11:45-12:15 Lunch with adults. We always eat together as a team, and when I read that the Supreme Court Justices do the same thing when in session I knew there was a method to our madness. There is truly something very communal about eating together and making conversation. Sometimes we talk about kids, but usually the topic veers towards other interests like Hamilton, salt and pepper potato chips, politics, books, and the latest shoe finds at Nordstrom Rack.

12:20-1:20 The afternoon history classes are mostly the same, and sometimes they wrap up and I don’t really recall much of what happened in the last hour.

1:20-2:00 Literature. We’re reading a book I adore, The One-Eyed Cat. It’s character rather than plot-driven. This means it is slow. But the writing is exquisitely beautiful (reminds me of Willa Cather and a Dorothea Lange photograph). For this book we make lots of predictions about what will happen next (not sure why no one ever cheats and reads ahead). I also try to ask them to relate what’s happening in the story to their own lives. This isn’t super deep, more like, “Have you ever been unable to sleep and wandered around the house in the dark?” And of course everyone has a story to share (or they make one up real quick-like). Twenty personal narratives later we’re back into the chapter. I love literature at this age, because we’re basically reading a book and discussing it to death.
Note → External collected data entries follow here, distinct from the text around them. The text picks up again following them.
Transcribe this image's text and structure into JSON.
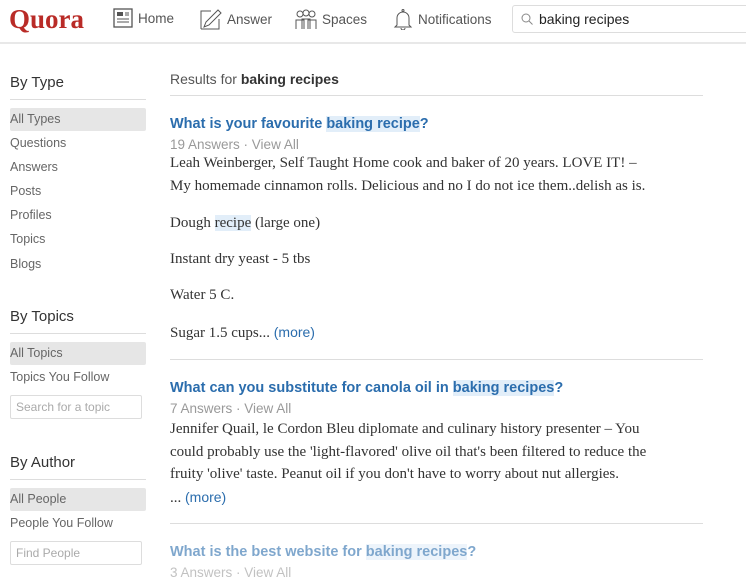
{
  "header": {
    "logo": "Quora",
    "nav": [
      {
        "label": "Home",
        "icon": "newspaper-icon"
      },
      {
        "label": "Answer",
        "icon": "pencil-icon"
      },
      {
        "label": "Spaces",
        "icon": "people-icon"
      },
      {
        "label": "Notifications",
        "icon": "bell-icon"
      }
    ],
    "search_value": "baking recipes"
  },
  "sidebar": {
    "by_type": {
      "title": "By Type",
      "items": [
        "All Types",
        "Questions",
        "Answers",
        "Posts",
        "Profiles",
        "Topics",
        "Blogs"
      ],
      "selected": "All Types"
    },
    "by_topics": {
      "title": "By Topics",
      "items": [
        "All Topics",
        "Topics You Follow"
      ],
      "placeholder": "Search for a topic"
    },
    "by_author": {
      "title": "By Author",
      "items": [
        "All People",
        "People You Follow"
      ],
      "placeholder": "Find People"
    }
  },
  "main": {
    "results_prefix": "Results for",
    "query": "baking recipes",
    "results": [
      {
        "title_pre": "What is your favourite ",
        "title_mark": "baking recipe",
        "title_post": "?",
        "answers": "19 Answers",
        "view_all": "View All",
        "lines": [
          "Leah Weinberger, Self Taught Home cook and baker of 20 years. LOVE IT! –",
          "My homemade cinnamon rolls. Delicious and no I do not ice them..delish as is."
        ],
        "p2_pre": "Dough ",
        "p2_mark": "recipe",
        "p2_post": " (large one)",
        "p3": "Instant dry yeast - 5 tbs",
        "p4": "Water 5 C.",
        "p5": "Sugar 1.5 cups...",
        "more": "(more)"
      },
      {
        "title_pre": "What can you substitute for canola oil in ",
        "title_mark": "baking recipes",
        "title_post": "?",
        "answers": "7 Answers",
        "view_all": "View All",
        "lines": [
          "Jennifer Quail, le Cordon Bleu diplomate and culinary history presenter – You",
          "could probably use the 'light-flavored' olive oil that's been filtered to reduce the",
          "fruity 'olive' taste.  Peanut oil if you don't have to worry about nut allergies."
        ],
        "tail": "...",
        "more": "(more)"
      },
      {
        "title_pre": "What is the best website for ",
        "title_mark": "baking recipes",
        "title_post": "?",
        "answers": "3 Answers",
        "view_all": "View All"
      }
    ]
  }
}
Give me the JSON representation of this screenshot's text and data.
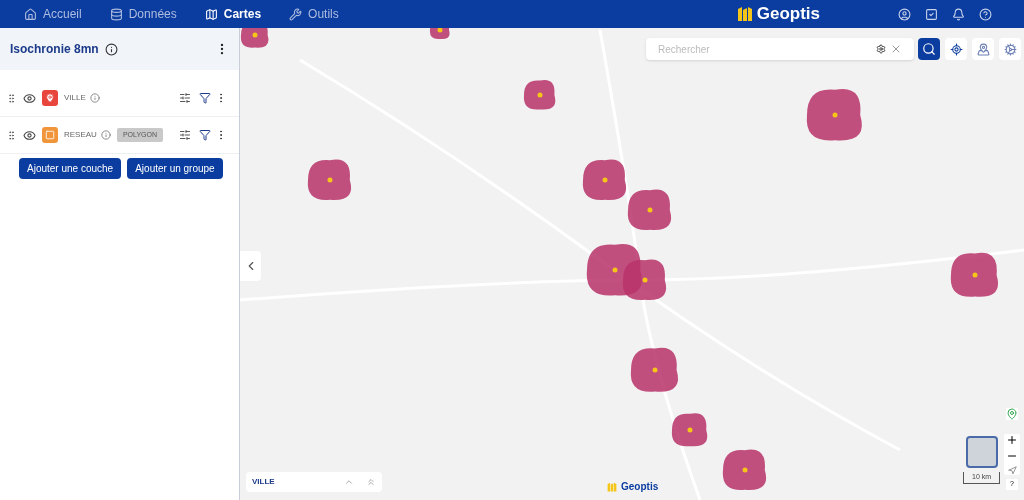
{
  "nav": {
    "items": [
      {
        "label": "Accueil",
        "selected": false,
        "kind": "home"
      },
      {
        "label": "Données",
        "selected": false,
        "kind": "data"
      },
      {
        "label": "Cartes",
        "selected": true,
        "kind": "map"
      },
      {
        "label": "Outils",
        "selected": false,
        "kind": "tools"
      }
    ],
    "brand": "Geoptis"
  },
  "panel": {
    "title": "Isochronie 8mn",
    "layers": [
      {
        "name": "VILLE",
        "kind": "point",
        "color": "#e8453c",
        "visible": true
      },
      {
        "name": "RESEAU",
        "kind": "polygon",
        "color": "#f0953a",
        "visible": true,
        "badge": "POLYGON"
      }
    ],
    "buttons": [
      "Ajouter une couche",
      "Ajouter un groupe"
    ]
  },
  "map": {
    "search": {
      "placeholder": "Rechercher"
    },
    "legend": {
      "title": "VILLE"
    },
    "scale": "10 km",
    "brand": "Geoptis",
    "help": "?"
  }
}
This is more or less what I do in my free time, so I could just play all day.

2:00-2:15 Recess. I monitor sporty pod, our soccer/football, basketball court combo. At any given time, there are three games being played simultaneously. No one gets hurt, but everyone cheats. I refuse to referee unless people are crying.
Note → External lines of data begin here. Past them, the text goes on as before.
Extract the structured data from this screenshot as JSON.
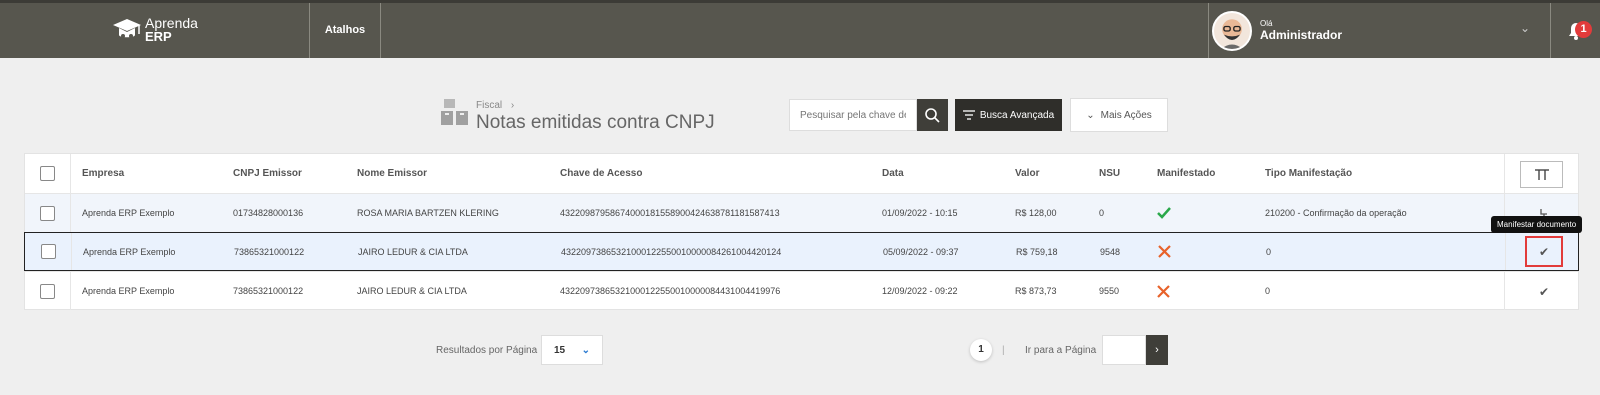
{
  "header": {
    "logo_line1": "Aprenda",
    "logo_line2": "ERP",
    "shortcuts_label": "Atalhos",
    "greeting": "Olá",
    "user_name": "Administrador",
    "notification_count": "1"
  },
  "page": {
    "breadcrumb": "Fiscal",
    "breadcrumb_sep": "›",
    "title": "Notas emitidas contra CNPJ",
    "search_placeholder": "Pesquisar pela chave de",
    "advanced_search_label": "Busca Avançada",
    "more_actions_label": "Mais Ações"
  },
  "table": {
    "columns": [
      "Empresa",
      "CNPJ Emissor",
      "Nome Emissor",
      "Chave de Acesso",
      "Data",
      "Valor",
      "NSU",
      "Manifestado",
      "Tipo Manifestação"
    ],
    "rows": [
      {
        "empresa": "Aprenda ERP Exemplo",
        "cnpj": "01734828000136",
        "nome": "ROSA MARIA BARTZEN KLERING",
        "chave": "43220987958674000181558900424638781181587413",
        "data": "01/09/2022 - 10:15",
        "valor": "R$ 128,00",
        "nsu": "0",
        "manifestado": "yes",
        "tipo": "210200 - Confirmação da operação"
      },
      {
        "empresa": "Aprenda ERP Exemplo",
        "cnpj": "73865321000122",
        "nome": "JAIRO LEDUR & CIA LTDA",
        "chave": "43220973865321000122550010000084261004420124",
        "data": "05/09/2022 - 09:37",
        "valor": "R$ 759,18",
        "nsu": "9548",
        "manifestado": "no",
        "tipo": "0"
      },
      {
        "empresa": "Aprenda ERP Exemplo",
        "cnpj": "73865321000122",
        "nome": "JAIRO LEDUR & CIA LTDA",
        "chave": "43220973865321000122550010000084431004419976",
        "data": "12/09/2022 - 09:22",
        "valor": "R$ 873,73",
        "nsu": "9550",
        "manifestado": "no",
        "tipo": "0"
      }
    ],
    "tooltip": "Manifestar documento"
  },
  "pagination": {
    "per_page_label": "Resultados por Página",
    "per_page_value": "15",
    "current_page": "1",
    "separator": "|",
    "goto_label": "Ir para a Página"
  },
  "colors": {
    "topbar": "#57564e",
    "accent_dark": "#2f2e2a",
    "check": "#2aa84a",
    "cross": "#e8622a",
    "highlight": "#e23b3b"
  }
}
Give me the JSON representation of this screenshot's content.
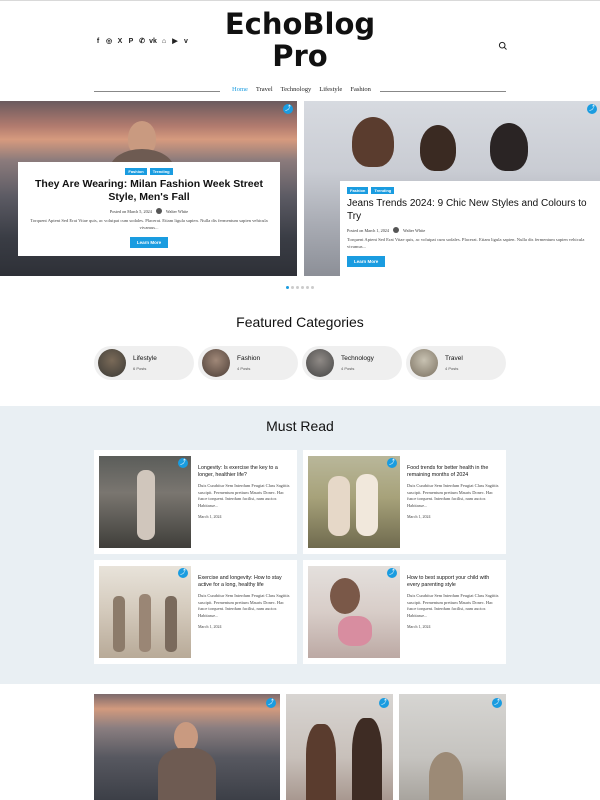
{
  "site": {
    "logo_line1": "EchoBlog",
    "logo_line2": "Pro",
    "socials": [
      "facebook-icon",
      "instagram-icon",
      "x-icon",
      "pinterest-icon",
      "whatsapp-icon",
      "vk-icon",
      "twitch-icon",
      "youtube-icon",
      "vimeo-icon"
    ],
    "social_glyphs": [
      "f",
      "◎",
      "X",
      "P",
      "✆",
      "vk",
      "⌂",
      "▶",
      "v"
    ]
  },
  "nav": {
    "items": [
      {
        "label": "Home",
        "active": true
      },
      {
        "label": "Travel",
        "active": false
      },
      {
        "label": "Technology",
        "active": false
      },
      {
        "label": "Lifestyle",
        "active": false
      },
      {
        "label": "Fashion",
        "active": false
      }
    ]
  },
  "slider": {
    "slides": [
      {
        "tags": [
          "Fashion",
          "Trending"
        ],
        "title": "They Are Wearing: Milan Fashion Week Street Style, Men's Fall",
        "date": "Posted on March 5, 2024",
        "author": "Walter White",
        "excerpt": "Torquent Aptent Sed Erat Vitae quis, ac volutpat cum sodales. Placerat. Etiam ligula sapien. Nulla dis fermentum sapien vehicula vivamus...",
        "button": "Learn More"
      },
      {
        "tags": [
          "Fashion",
          "Trending"
        ],
        "title": "Jeans Trends 2024: 9 Chic New Styles and Colours to Try",
        "date": "Posted on March 1, 2024",
        "author": "Walter White",
        "excerpt": "Torquent Aptent Sed Erat Vitae quis, ac volutpat cum sodales. Placerat. Etiam ligula sapien. Nulla dis fermentum sapien vehicula vivamus...",
        "button": "Learn More"
      }
    ],
    "dot_count": 6,
    "active_dot": 0
  },
  "featured": {
    "title": "Featured Categories",
    "categories": [
      {
        "name": "Lifestyle",
        "count": "6 Posts"
      },
      {
        "name": "Fashion",
        "count": "4 Posts"
      },
      {
        "name": "Technology",
        "count": "4 Posts"
      },
      {
        "name": "Travel",
        "count": "4 Posts"
      }
    ]
  },
  "must_read": {
    "title": "Must Read",
    "posts": [
      {
        "title": "Longevity: Is exercise the key to a longer, healthier life?",
        "excerpt": "Duis Curabitur Sem Interdum Feugiat Class Sagittis suscipit. Fermentum pretium Mauris Donec. Hac fusce torquent. Interdum facilisi, nam auctor. Habitasse...",
        "date": "March 1, 2024"
      },
      {
        "title": "Food trends for better health in the remaining months of 2024",
        "excerpt": "Duis Curabitur Sem Interdum Feugiat Class Sagittis suscipit. Fermentum pretium Mauris Donec. Hac fusce torquent. Interdum facilisi, nam auctor. Habitasse...",
        "date": "March 1, 2024"
      },
      {
        "title": "Exercise and longevity: How to stay active for a long, healthy life",
        "excerpt": "Duis Curabitur Sem Interdum Feugiat Class Sagittis suscipit. Fermentum pretium Mauris Donec. Hac fusce torquent. Interdum facilisi, nam auctor. Habitasse...",
        "date": "March 1, 2024"
      },
      {
        "title": "How to best support your child with every parenting style",
        "excerpt": "Duis Curabitur Sem Interdum Feugiat Class Sagittis suscipit. Fermentum pretium Mauris Donec. Hac fusce torquent. Interdum facilisi, nam auctor. Habitasse...",
        "date": "March 1, 2024"
      }
    ]
  },
  "colors": {
    "accent": "#1a9ce0",
    "must_read_bg": "#e9eff3",
    "pill_bg": "#efefef"
  }
}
2:15-2:45 On the day I’m recapping the kids were in computer class. Another half hour of silence to frantically get all the things done.

2:45-3:10…Study Hall. Surprisingly, they are super quiet and diligent for this last part of the day. I wish someone would enforce a “study hall” in my life. Think how much you’d get done if you were given 25 minutes to just silently work. During this time, I’m usually answering writing questions or talking to the rogue history student from another homeroom.

3:10-3:15…We wipe desks with lysol wipes, someone cleans the board, the plants get over-watered, and everyone packs up. There are high fives at the door and the day is done. I’m still not back in school shape, so these days are truly exhausting. I was trying to express to my mom how you have to be so “on” the entire day. I love being the boss, but somedays it’s crazy being the professor, party planner, police force, first responder, counselor, and lady of letters. Teachers wear many many hats. But I always come back to the fact that I am never ever bored. And I am moved when year after year, former 6th graders come creeping (0r running) back for hugs, to gush about life as a junior high kid, and maybe for reassurance that they’ve got this middle school thing. In the end, my hope for my students is that they know they are loved, respected, and heard. All the rest is just gravy.